The Nobel diploma is still kept at Finca Vigia. It is preserved in a moisture-proof cabinet and is not accessible to visitors. However, this may be about to change. The Swedish delegation presented a well-formulated request to have a copy of the piece of art that is the diploma put on display so as to further enhance the great honour that had been bestowed upon Hemingway.
In The Old Man and the Sea, the fisherman Santiago promises that if only he manages to catch his first big catch – a giant swordfish – he will make a pilgrimage to Cuba’s patroness la Virgen de la Caridad bearing a gift. It’s a long way to travel, 870 kilometres by car. The church containing la Virgen de la Caridad is in Cobre, just outside Santiago de Cuba.
Ernest Hemingway kept this promise himself when he visited the church and donated his Nobel medal to the patroness and to the people of Cuba. The medal was then kept in the church and was on display for visitors to admire. The engraver Erik Lindberg had created the basic design that has been used since the first Nobel Prize ceremony in 1901 to the present day.
The Nobel medal presented to Hemingway weighed more than 200 grams, was 66 millimetres in diameter and made of 23 carat gold. A similar one was sold in 2014 for SEK 35 million…
So Hemingway’s medal lay unprotected in the sacred space of the church – and was stolen in the 1980s. When Raúl Castro, Fidel’s brother, was informed about the theft he sent out an ultimatum: “Return the medal within 72 hours or face the consequences. I know who you are.”
Less than 48 hours later the medal had been returned. Ever since it has been in safe keeping with the Archbishop of Santiago, but unfortunately not on public display. However, Hemingway’s granddaughter Mariel was permitted to see it during a visit to Santiago de Cuba. It turned out that the solid clump of gold with its cover was kept in a simple envelope in the Archbishop’s safe.
So now it’s not just one of Hemingway’s favourite bars in Havana – Floridita – that has a statue of the great author.

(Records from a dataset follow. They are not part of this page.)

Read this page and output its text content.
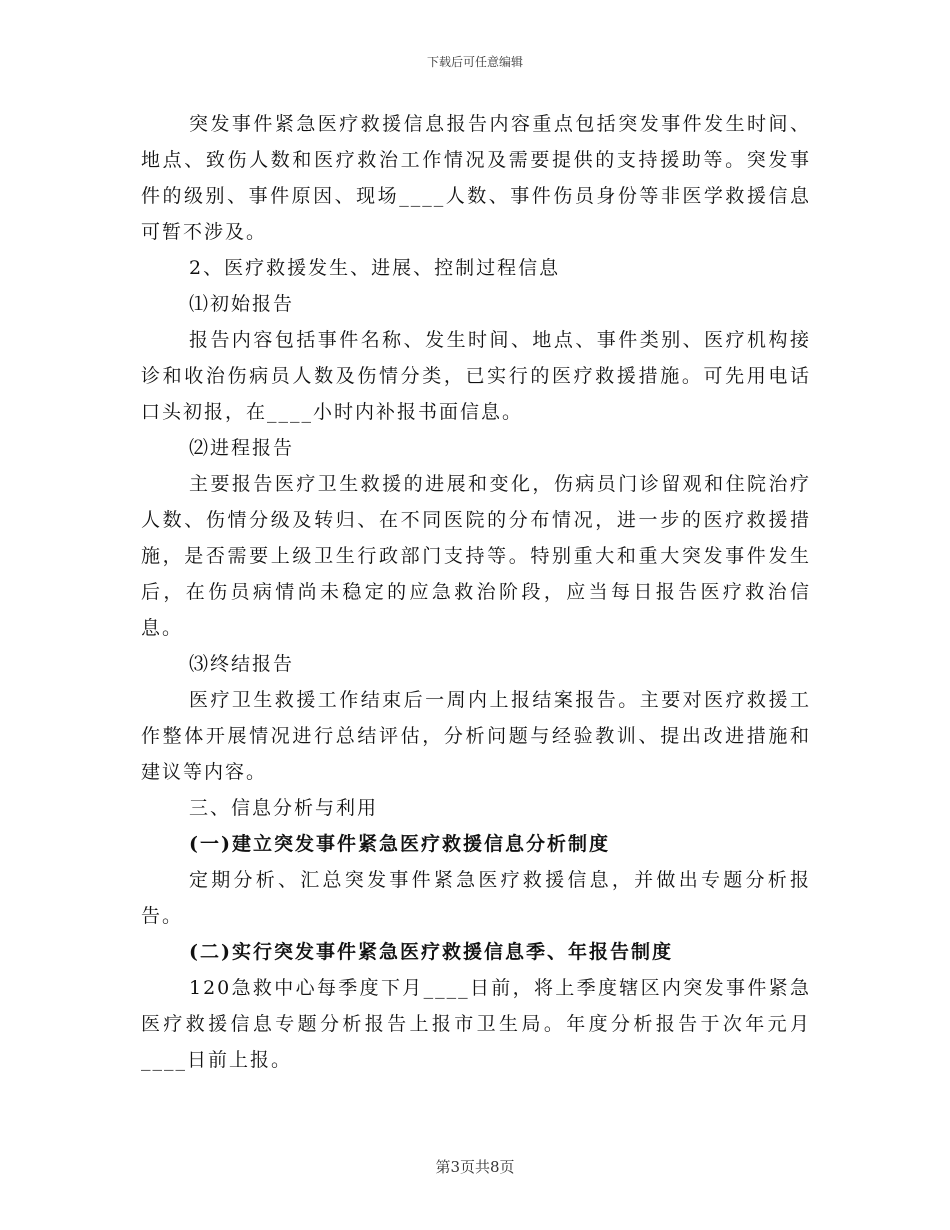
下载后可任意编辑

突发事件紧急医疗救援信息报告内容重点包括突发事件发生时间、地点、致伤人数和医疗救治工作情况及需要提供的支持援助等。突发事件的级别、事件原因、现场____人数、事件伤员身份等非医学救援信息可暂不涉及。

2、医疗救援发生、进展、控制过程信息

⑴初始报告

报告内容包括事件名称、发生时间、地点、事件类别、医疗机构接诊和收治伤病员人数及伤情分类，已实行的医疗救援措施。可先用电话口头初报，在____小时内补报书面信息。

⑵进程报告

主要报告医疗卫生救援的进展和变化，伤病员门诊留观和住院治疗人数、伤情分级及转归、在不同医院的分布情况，进一步的医疗救援措施，是否需要上级卫生行政部门支持等。特别重大和重大突发事件发生后，在伤员病情尚未稳定的应急救治阶段，应当每日报告医疗救治信息。

⑶终结报告

医疗卫生救援工作结束后一周内上报结案报告。主要对医疗救援工作整体开展情况进行总结评估，分析问题与经验教训、提出改进措施和建议等内容。

三、信息分析与利用

(一)建立突发事件紧急医疗救援信息分析制度

定期分析、汇总突发事件紧急医疗救援信息，并做出专题分析报告。

(二)实行突发事件紧急医疗救援信息季、年报告制度

120急救中心每季度下月____日前，将上季度辖区内突发事件紧急医疗救援信息专题分析报告上报市卫生局。年度分析报告于次年元月____日前上报。

第3页共8页
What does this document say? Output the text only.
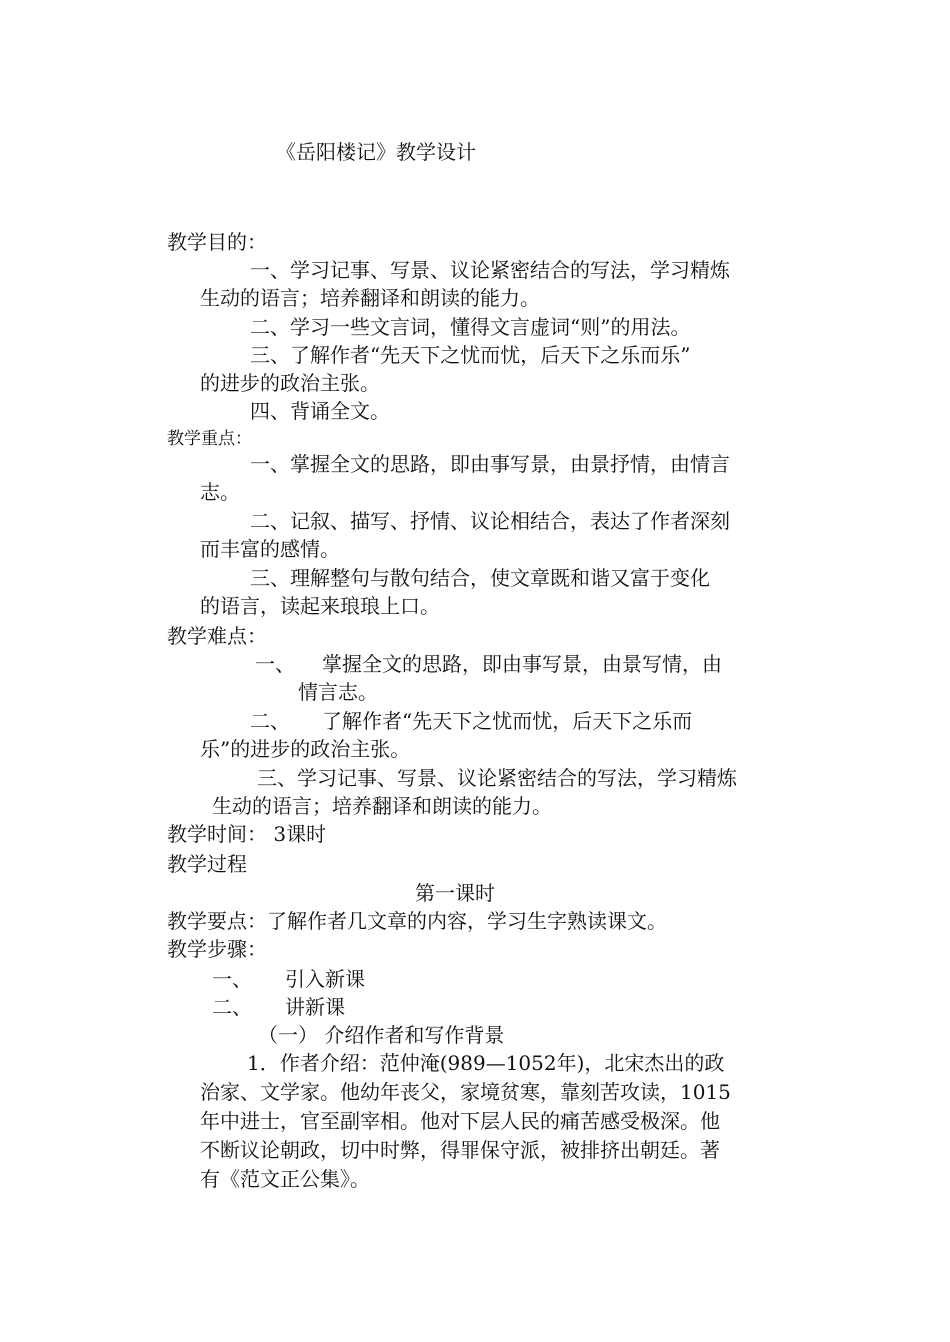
《岳阳楼记》教学设计
教学目的：
一、学习记事、写景、议论紧密结合的写法，学习精炼
生动的语言；培养翻译和朗读的能力。
二、学习一些文言词，懂得文言虚词“则”的用法。
三、了解作者“先天下之忧而忧，后天下之乐而乐”
的进步的政治主张。
四、背诵全文。
教学重点：
一、掌握全文的思路，即由事写景，由景抒情，由情言
志。
二、记叙、描写、抒情、议论相结合，表达了作者深刻
而丰富的感情。
三、理解整句与散句结合，使文章既和谐又富于变化
的语言，读起来琅琅上口。
教学难点：
一、 掌握全文的思路，即由事写景，由景写情，由
情言志。
二、 了解作者“先天下之忧而忧，后天下之乐而
乐”的进步的政治主张。
三、学习记事、写景、议论紧密结合的写法，学习精炼
生动的语言；培养翻译和朗读的能力。
教学时间： 3课时
教学过程
第一课时
教学要点：了解作者几文章的内容，学习生字熟读课文。
教学步骤：
一、 引入新课
二、 讲新课
（一） 介绍作者和写作背景
1．作者介绍：范仲淹(989—1052年)，北宋杰出的政
治家、文学家。他幼年丧父，家境贫寒，靠刻苦攻读，1015
年中进士，官至副宰相。他对下层人民的痛苦感受极深。他
不断议论朝政，切中时弊，得罪保守派，被排挤出朝廷。著
有《范文正公集》。
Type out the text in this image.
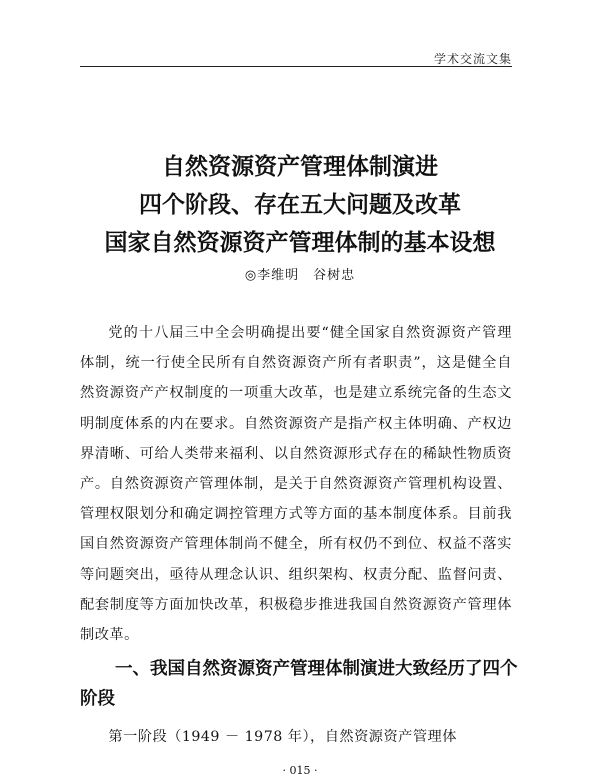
学术交流文集
自然资源资产管理体制演进
四个阶段、存在五大问题及改革
国家自然资源资产管理体制的基本设想
◎李维明　谷树忠

党的十八届三中全会明确提出要“健全国家自然资源资产管理体制，统一行使全民所有自然资源资产所有者职责”，这是健全自然资源资产产权制度的一项重大改革，也是建立系统完备的生态文明制度体系的内在要求。自然资源资产是指产权主体明确、产权边界清晰、可给人类带来福利、以自然资源形式存在的稀缺性物质资产。自然资源资产管理体制，是关于自然资源资产管理机构设置、管理权限划分和确定调控管理方式等方面的基本制度体系。目前我国自然资源资产管理体制尚不健全，所有权仍不到位、权益不落实等问题突出，亟待从理念认识、组织架构、权责分配、监督问责、配套制度等方面加快改革，积极稳步推进我国自然资源资产管理体制改革。

一、我国自然资源资产管理体制演进大致经历了四个阶段

第一阶段（1949 － 1978 年），自然资源资产管理体

· 015 ·
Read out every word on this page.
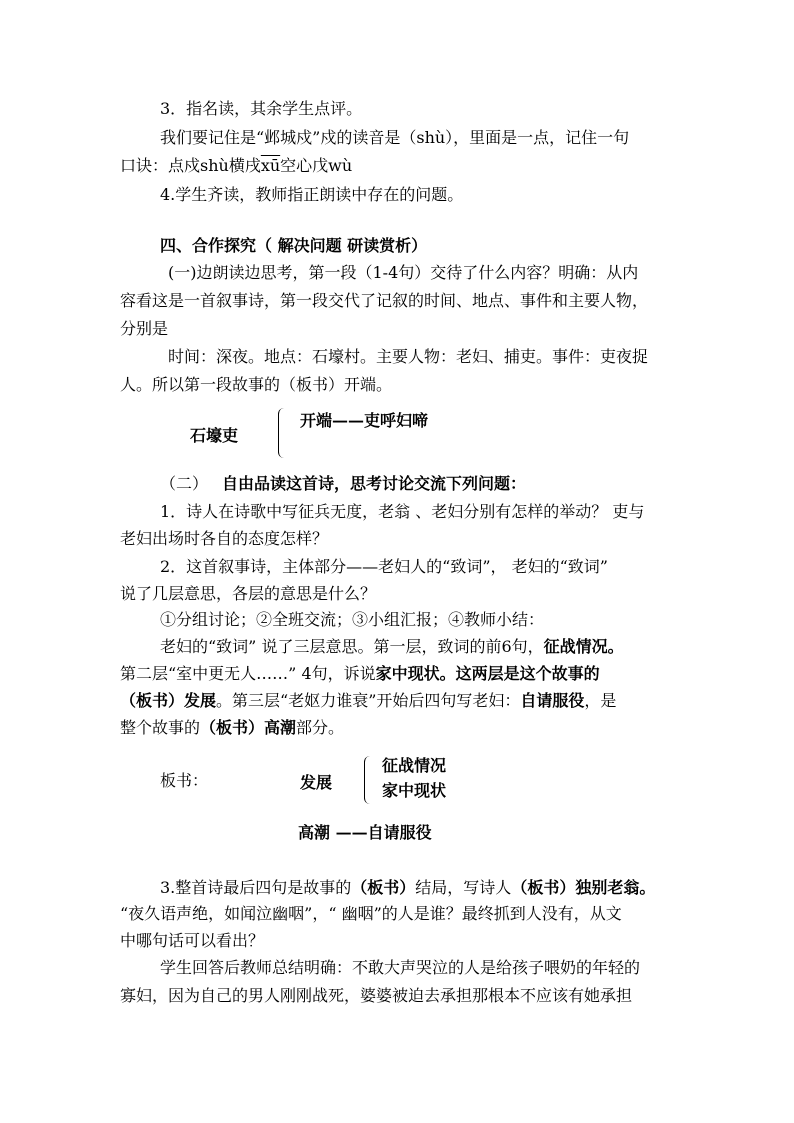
3．指名读，其余学生点评。
我们要记住是“邺城戍”戍的读音是（shù），里面是一点，记住一句
口诀：点戍shù横戌$\overline{xū}$空心戊wù
4.学生齐读，教师指正朗读中存在的问题。
四、合作探究（ 解决问题 研读赏析）
(一)边朗读边思考，第一段（1-4句）交待了什么内容？明确：从内
容看这是一首叙事诗，第一段交代了记叙的时间、地点、事件和主要人物，
分别是
时间：深夜。地点：石壕村。主要人物：老妇、捕吏。事件：吏夜捉
人。所以第一段故事的（板书）开端。
石壕吏
开端——吏呼妇啼
（二） 自由品读这首诗，思考讨论交流下列问题：
1．诗人在诗歌中写征兵无度，老翁 、老妇分别有怎样的举动？ 吏与
老妇出场时各自的态度怎样？
2．这首叙事诗，主体部分——老妇人的“致词”， 老妇的“致词”
说了几层意思，各层的意思是什么？
①分组讨论；②全班交流；③小组汇报；④教师小结：
老妇的“致词” 说了三层意思。第一层，致词的前6句，征战情况。
第二层“室中更无人……” 4句，诉说家中现状。这两层是这个故事的
（板书）发展。第三层“老妪力谁衰”开始后四句写老妇：自请服役，是
整个故事的（板书）高潮部分。
板书：	发展
征战情况
家中现状
高潮 ——自请服役
3.整首诗最后四句是故事的（板书）结局，写诗人（板书）独别老翁。
“夜久语声绝，如闻泣幽咽”，“ 幽咽”的人是谁？最终抓到人没有，从文
中哪句话可以看出？
学生回答后教师总结明确：不敢大声哭泣的人是给孩子喂奶的年轻的
寡妇，因为自己的男人刚刚战死，婆婆被迫去承担那根本不应该有她承担
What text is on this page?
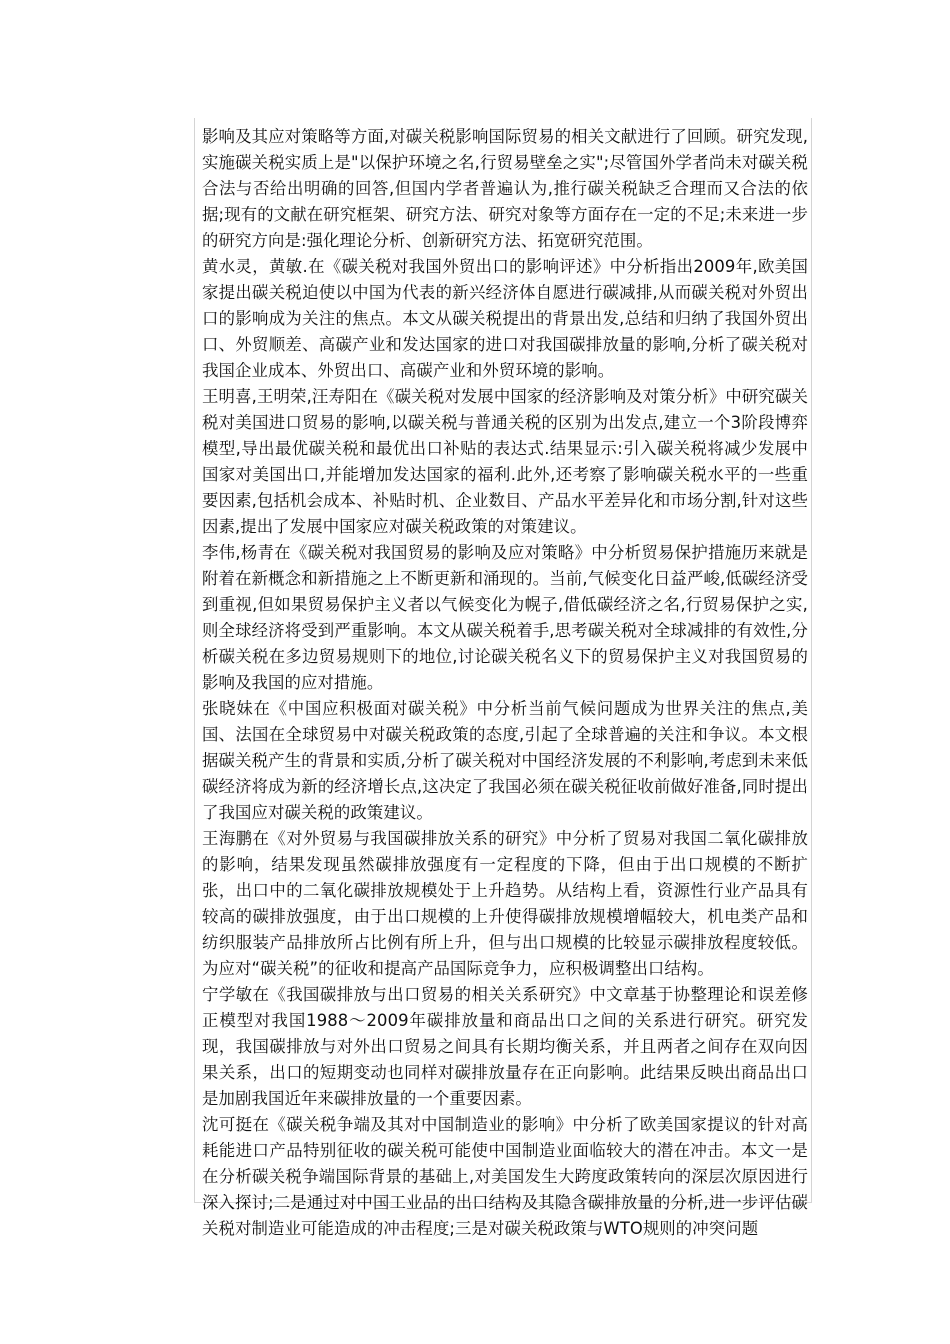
影响及其应对策略等方面,对碳关税影响国际贸易的相关文献进行了回顾。研究发现,实施碳关税实质上是"以保护环境之名,行贸易壁垒之实";尽管国外学者尚未对碳关税合法与否给出明确的回答,但国内学者普遍认为,推行碳关税缺乏合理而又合法的依据;现有的文献在研究框架、研究方法、研究对象等方面存在一定的不足;未来进一步的研究方向是:强化理论分析、创新研究方法、拓宽研究范围。

黄水灵，黄敏.在《碳关税对我国外贸出口的影响评述》中分析指出2009年,欧美国家提出碳关税迫使以中国为代表的新兴经济体自愿进行碳减排,从而碳关税对外贸出口的影响成为关注的焦点。本文从碳关税提出的背景出发,总结和归纳了我国外贸出口、外贸顺差、高碳产业和发达国家的进口对我国碳排放量的影响,分析了碳关税对我国企业成本、外贸出口、高碳产业和外贸环境的影响。

王明喜,王明荣,汪寿阳在《碳关税对发展中国家的经济影响及对策分析》中研究碳关税对美国进口贸易的影响,以碳关税与普通关税的区别为出发点,建立一个3阶段博弈模型,导出最优碳关税和最优出口补贴的表达式.结果显示:引入碳关税将减少发展中国家对美国出口,并能增加发达国家的福利.此外,还考察了影响碳关税水平的一些重要因素,包括机会成本、补贴时机、企业数目、产品水平差异化和市场分割,针对这些因素,提出了发展中国家应对碳关税政策的对策建议。

李伟,杨青在《碳关税对我国贸易的影响及应对策略》中分析贸易保护措施历来就是附着在新概念和新措施之上不断更新和涌现的。当前,气候变化日益严峻,低碳经济受到重视,但如果贸易保护主义者以气候变化为幌子,借低碳经济之名,行贸易保护之实,则全球经济将受到严重影响。本文从碳关税着手,思考碳关税对全球减排的有效性,分析碳关税在多边贸易规则下的地位,讨论碳关税名义下的贸易保护主义对我国贸易的影响及我国的应对措施。

张晓妹在《中国应积极面对碳关税》中分析当前气候问题成为世界关注的焦点,美国、法国在全球贸易中对碳关税政策的态度,引起了全球普遍的关注和争议。本文根据碳关税产生的背景和实质,分析了碳关税对中国经济发展的不利影响,考虑到未来低碳经济将成为新的经济增长点,这决定了我国必须在碳关税征收前做好准备,同时提出了我国应对碳关税的政策建议。

王海鹏在《对外贸易与我国碳排放关系的研究》中分析了贸易对我国二氧化碳排放的影响，结果发现虽然碳排放强度有一定程度的下降，但由于出口规模的不断扩张，出口中的二氧化碳排放规模处于上升趋势。从结构上看，资源性行业产品具有较高的碳排放强度，由于出口规模的上升使得碳排放规模增幅较大，机电类产品和纺织服装产品排放所占比例有所上升，但与出口规模的比较显示碳排放程度较低。为应对“碳关税”的征收和提高产品国际竞争力，应积极调整出口结构。

宁学敏在《我国碳排放与出口贸易的相关关系研究》中文章基于协整理论和误差修正模型对我国1988～2009年碳排放量和商品出口之间的关系进行研究。研究发现，我国碳排放与对外出口贸易之间具有长期均衡关系，并且两者之间存在双向因果关系，出口的短期变动也同样对碳排放量存在正向影响。此结果反映出商品出口是加剧我国近年来碳排放量的一个重要因素。

沈可挺在《碳关税争端及其对中国制造业的影响》中分析了欧美国家提议的针对高耗能进口产品特别征收的碳关税可能使中国制造业面临较大的潜在冲击。本文一是在分析碳关税争端国际背景的基础上,对美国发生大跨度政策转向的深层次原因进行深入探讨;二是通过对中国工业品的出口结构及其隐含碳排放量的分析,进一步评估碳关税对制造业可能造成的冲击程度;三是对碳关税政策与WTO规则的冲突问题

Thanks to Sweden’s efforts, visitors can now take selfies and group photos with Hemingway by the strategically placed bronze bust on their way up to his Cuban home.
And a new ritual has developed around this too. It’s not uncommon in Latin America for visitors to carefully and tenderly rub their finger along a statue’s nose. But in this case, it is the large and noticeable scar on Hemingway’s forehead that is the natural place to touch. Hemingway got the scar in 1927 when he pulled a bathroom window down onto his head thinking the chain was the toilet’s flush.
Anyone visiting Cuba really should take the opportunity to visit Hemingway’s Finca Vigia. The house still looks exactly as it did when Envoy Borgenstierna and Consul Aurell made their entrance on the morning of Sunday 13 February 1955.
His typewriter, a Royal, is on display with a piece of paper in place, with his reading glasses beside it, almost 9 000 of his books, both standing and lying, piled up on the bookshelves, animal heads from African hunts adorning the walls, photos, newspapers and unanswered letters scattered around all over the place and half-full bottles atop the serving trolley. In the bathroom hangs a shower curtain with a 1950s pattern and on the floor is a scale from the same decade. Next to the scale, notes can be seen scribbled straight on the wall.
But instead of a trudging gardener with a magnum bottle in his wheelbarrow, we are now met by a Hemingway immortalised in Johan Falkman’s bronze bust. Handsome and majestic.